The funds partially will fund the team’s latest protocol, Clusters, also announced today. Clusters is a cross-chain, multi-wallet name service aimed at tackling crypto’s fragmentation issues that arise when users want to transact between wallets on various sprawling networks.
“We’re the first ones to be compatible with everything—we bring it all together and make it safe,” Delegate Labs founder Foobar told Fortune. “But more importantly, we make it easy to use.”
Many users have multiple wallets for various purposes, often scattered across incompatible blockchains, and the Web3 ecosystem should be built around this understanding, Foobar continued. “It shouldn’t matter what chain you’re interacting from.”
Whether users are trading cryptocurrencies, gaming, or holding NFTs, Clusters proposes to help aggregate assets in a single place. To do this, the team has utilized backend bridges, partnering with interoperability protocol LayerZero. “They’ve got the largest bug bounty in the world—$15 million—and a flawless track record so far,” Foobar added.
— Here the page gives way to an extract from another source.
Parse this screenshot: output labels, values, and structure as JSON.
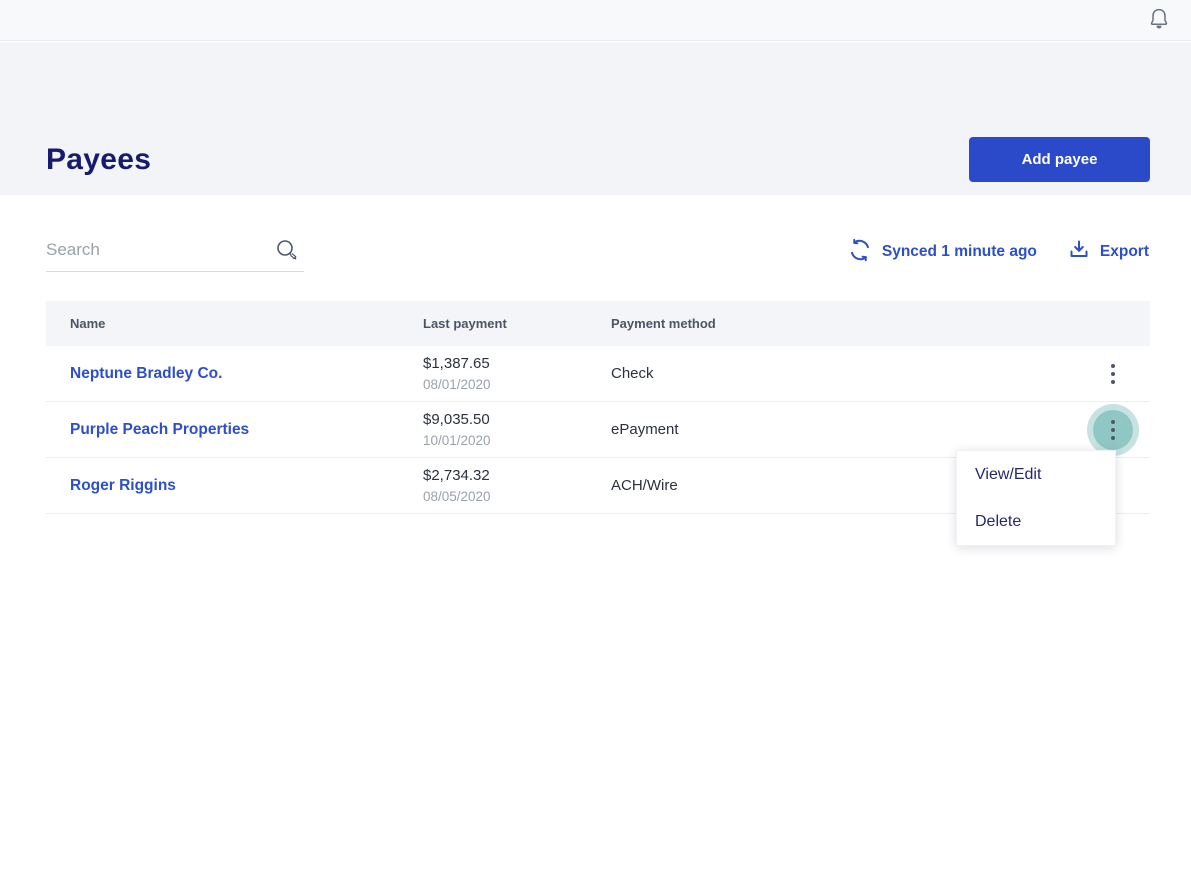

Delegate Labs launched its first protocol, Delegate, in 2022 to protect on-chain assets by linking cold and hot wallets. Cold wallets refer to devices that store cryptocurrency offline and are accessed with private keys; hot alternatives remain online. By connecting the two, Delegate allows users to secure their on-chain identities, harnessing the interoperability to work like a “crypto power-of-attorney,” Foobar told Fortune.
Since its launch, according to a company statement, the Delegate protocol has connected over 180,000 wallets from retail users and institutions, holding $900 million worth of assets.
Whereas Delegate is a security-focused protocol, Clusters is user-profile focused, building on Delegate’s safety-through-interoperability mechanism. Whether users opt for Bitcoin, Ethereum, Solana, or layer-2s, the idea is that they can now “cluster” their addresses into one identity.
“We are excited to support them on their journey to make cross-chain interactions super simple, abstracting away cumbersome wallet interactions that we have today and paving the way to onboard the next wave of participants to the ownership economy,” Michael Arrington, founder of Arrington Capital, said in a statement.